Parkside Theater: San Francisco Grindhouse

I watched a movie the other day called American Grindhouse [if you’re into film making you should see this]. I’d learned more about the genre than I could from the Quentin Tarantino movie of the same name. This stirred up some memories in my mind of the old Parkside Theater which was a top notch theater in it’s day, but took a turn towards the Grindhouse genre when it was sold and became the Fox-Parkside as we all knew it.

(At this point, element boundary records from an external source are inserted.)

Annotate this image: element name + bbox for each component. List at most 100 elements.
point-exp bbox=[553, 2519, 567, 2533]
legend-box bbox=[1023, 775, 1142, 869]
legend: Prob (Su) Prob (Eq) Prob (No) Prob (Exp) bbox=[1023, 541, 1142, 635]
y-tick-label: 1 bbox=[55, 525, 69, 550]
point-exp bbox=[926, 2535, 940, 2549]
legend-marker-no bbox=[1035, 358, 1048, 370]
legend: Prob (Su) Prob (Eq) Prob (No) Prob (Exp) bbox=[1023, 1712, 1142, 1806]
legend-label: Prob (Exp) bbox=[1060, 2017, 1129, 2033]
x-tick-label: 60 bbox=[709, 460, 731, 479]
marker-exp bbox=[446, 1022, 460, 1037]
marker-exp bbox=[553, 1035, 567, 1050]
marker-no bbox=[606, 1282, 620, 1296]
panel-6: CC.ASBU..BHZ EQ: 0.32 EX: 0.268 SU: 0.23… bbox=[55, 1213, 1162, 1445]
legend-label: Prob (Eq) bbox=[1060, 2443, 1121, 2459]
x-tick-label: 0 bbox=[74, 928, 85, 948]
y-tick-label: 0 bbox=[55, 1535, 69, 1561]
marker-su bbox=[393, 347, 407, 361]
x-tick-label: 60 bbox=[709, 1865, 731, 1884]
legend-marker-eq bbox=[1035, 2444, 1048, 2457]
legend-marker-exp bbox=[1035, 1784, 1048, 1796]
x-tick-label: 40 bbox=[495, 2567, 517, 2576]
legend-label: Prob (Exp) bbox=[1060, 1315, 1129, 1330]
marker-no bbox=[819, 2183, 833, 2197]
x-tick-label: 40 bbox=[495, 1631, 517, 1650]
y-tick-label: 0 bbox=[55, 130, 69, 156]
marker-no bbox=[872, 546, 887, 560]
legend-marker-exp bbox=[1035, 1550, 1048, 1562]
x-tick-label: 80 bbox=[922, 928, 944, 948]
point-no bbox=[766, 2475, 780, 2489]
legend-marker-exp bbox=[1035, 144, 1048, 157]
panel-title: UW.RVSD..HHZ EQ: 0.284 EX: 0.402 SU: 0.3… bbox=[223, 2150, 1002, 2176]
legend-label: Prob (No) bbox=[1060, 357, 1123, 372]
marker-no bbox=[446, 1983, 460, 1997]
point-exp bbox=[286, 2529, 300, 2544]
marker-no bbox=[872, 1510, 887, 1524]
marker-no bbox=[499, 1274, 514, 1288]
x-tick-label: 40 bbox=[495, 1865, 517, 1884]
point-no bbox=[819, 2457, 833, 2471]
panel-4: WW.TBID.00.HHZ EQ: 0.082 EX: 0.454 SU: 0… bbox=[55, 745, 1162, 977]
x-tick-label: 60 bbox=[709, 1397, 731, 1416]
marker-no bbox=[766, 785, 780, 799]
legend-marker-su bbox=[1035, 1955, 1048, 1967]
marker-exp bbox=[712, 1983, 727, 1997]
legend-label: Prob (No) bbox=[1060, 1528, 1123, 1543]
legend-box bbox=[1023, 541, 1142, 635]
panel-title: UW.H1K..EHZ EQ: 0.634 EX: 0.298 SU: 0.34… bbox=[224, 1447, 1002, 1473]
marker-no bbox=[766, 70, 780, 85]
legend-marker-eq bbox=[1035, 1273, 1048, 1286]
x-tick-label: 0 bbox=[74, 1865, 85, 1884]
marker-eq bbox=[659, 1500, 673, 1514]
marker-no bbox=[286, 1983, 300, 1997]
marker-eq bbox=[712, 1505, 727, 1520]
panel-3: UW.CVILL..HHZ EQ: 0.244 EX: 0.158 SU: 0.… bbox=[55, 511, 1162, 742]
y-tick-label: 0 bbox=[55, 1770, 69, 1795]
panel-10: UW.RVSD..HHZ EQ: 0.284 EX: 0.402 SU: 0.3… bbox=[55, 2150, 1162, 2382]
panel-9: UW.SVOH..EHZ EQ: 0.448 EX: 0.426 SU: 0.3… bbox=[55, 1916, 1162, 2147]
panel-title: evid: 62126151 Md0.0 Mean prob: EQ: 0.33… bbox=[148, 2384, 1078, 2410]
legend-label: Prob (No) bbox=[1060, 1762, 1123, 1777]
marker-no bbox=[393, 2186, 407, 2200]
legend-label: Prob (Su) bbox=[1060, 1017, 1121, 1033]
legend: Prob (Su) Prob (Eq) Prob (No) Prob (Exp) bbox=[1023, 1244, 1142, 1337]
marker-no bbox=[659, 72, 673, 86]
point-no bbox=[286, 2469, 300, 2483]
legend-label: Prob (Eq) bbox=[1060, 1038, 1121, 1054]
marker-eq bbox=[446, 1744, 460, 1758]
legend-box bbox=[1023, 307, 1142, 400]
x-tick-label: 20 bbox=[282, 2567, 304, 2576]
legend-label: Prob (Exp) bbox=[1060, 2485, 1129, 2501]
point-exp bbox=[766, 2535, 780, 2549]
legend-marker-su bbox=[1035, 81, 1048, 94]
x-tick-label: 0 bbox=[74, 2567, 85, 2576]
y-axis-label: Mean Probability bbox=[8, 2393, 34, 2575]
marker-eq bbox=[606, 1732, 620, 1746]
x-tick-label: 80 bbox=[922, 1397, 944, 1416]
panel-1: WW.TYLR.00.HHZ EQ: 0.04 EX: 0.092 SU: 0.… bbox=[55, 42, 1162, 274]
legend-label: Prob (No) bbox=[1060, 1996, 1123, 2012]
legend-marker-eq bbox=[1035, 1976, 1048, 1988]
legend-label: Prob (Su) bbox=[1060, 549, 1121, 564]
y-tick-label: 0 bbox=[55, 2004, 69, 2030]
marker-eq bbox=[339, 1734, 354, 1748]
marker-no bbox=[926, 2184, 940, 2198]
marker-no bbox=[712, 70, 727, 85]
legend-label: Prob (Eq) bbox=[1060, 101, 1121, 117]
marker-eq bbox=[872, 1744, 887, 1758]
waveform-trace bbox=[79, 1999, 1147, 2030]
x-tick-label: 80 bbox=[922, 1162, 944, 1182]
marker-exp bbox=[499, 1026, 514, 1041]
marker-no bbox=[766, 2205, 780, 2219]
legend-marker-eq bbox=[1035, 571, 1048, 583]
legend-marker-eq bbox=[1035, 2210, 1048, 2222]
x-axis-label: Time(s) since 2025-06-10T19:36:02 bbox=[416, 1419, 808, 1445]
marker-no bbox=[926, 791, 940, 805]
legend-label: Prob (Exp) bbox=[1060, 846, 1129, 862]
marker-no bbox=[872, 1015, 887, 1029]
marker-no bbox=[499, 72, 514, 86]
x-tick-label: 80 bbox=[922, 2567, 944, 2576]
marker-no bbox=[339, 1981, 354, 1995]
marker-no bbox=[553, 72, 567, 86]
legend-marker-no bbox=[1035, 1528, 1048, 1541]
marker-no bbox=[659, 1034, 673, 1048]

Grindhouse films were always low budget films that focused on many seedier ideas such as T&A, gratuitous gore, racial exploitation or all of the above. For me, after seeing American Grindhouse I had to see some of these films that I wasn’t old enough to see as a kid because most were made in the early 70’s and I wouldn’t turn 18 until 1980. WOW! Now I know why people were talking about Pam Grier films. She was always having clothes come off in her movies. I couple of little know grindhouse girls who showed up frequently were Anitra Ford who was the first female model on the Price is Right. The other was Victoria Vetri who was the 1968 Playboy Playmate of the Year and born in San Francisco [and that was also the first issue of Playboy I ever got to see!]

The titles of these films pretty much told you what to expect in the films, The Big Bird Cage, Caged Heat, Invasion of the Bee Girls. You knew that there would be lots of nakedness in these films. I knew it, even though I never got to see one of them until recently. So how does the Parkside fit into this? Well when I was in 2 & 3 grade they were a first run theater or close to first run. They had a thing during the summer where your parents would buy you tickets for Tuesday or Wednesday matinees so your parents could get rid of you for a few hours. I still remember buying Mike and Ike’s, Good and Plenties or Red Vines at the food counter which were larger than a box you would buy today [the Red Vines are about the same size] and it would cost you 16¢. The extra penny was to cover tax. I may be dating myself here, but you could go to a movie with $5 get in see the movie with popcorn and a drink and come out with change.

It was a respectable theater for the most part. Not one of the bigger theaters like you’d find downtown or in higher class neighborhoods, but it was a good working class theater. Then something changed…

In the 70’s it was sold off [1976 according to my my friend Woody at the Western Neighborhoods Project]. Things changed. The seats were pulled out of the downstairs and during the day it was a daycare center for kids. At night it ran grindhouse pictures or when they could get them older movies like Dr. Zhvago [always a big one they’d show]. Blacula, SuperFly, the aforementioned movies where all weekday evening movies. On Friday’s and Saturdays it was a different kind of grind house. I think smokehouse would have been more appropriate. Friday’s the fun started at 6pm and on Saturday’s it would start at noon. They would run every rock music film from the 60’s or 70’s they could find and seating was moved to the balcony. I remember a few nights when you could barely see the screen for the amount of pot smoke floating around. You would hear the clanking of beer bottles and people would be making deals trading beer for joints or vice versa.

The bathrooms upstairs were a good place for people to exchange drugs and liquor and puke. Back then they were pretty in line people that wouldn’t throw up on the way to bathroom, but knew their limit enough to get to the bathroom first. I think because of that time I have films like Jimi Play’s Berkeley, Woodstock, Tommy, Song Remains the Same as god knows how many other movies burned into my brain. I can’t always remember their names, but I know there were a couple with Pink Floyd, Santana, Janis Joplin [not at Woodstock]. It was like I was living through the 60’s again only I was old enough to understand it now.

Note that all the movie links above are only to the Wikipedia references, but if you have NetFlix you can stream them and see how open the movie industry used to be. The only scary part about watching these films today is I remember how hot some of these women were back then only to discover that most of them are turning 70 or older this year. Yes, your Grandma had sex.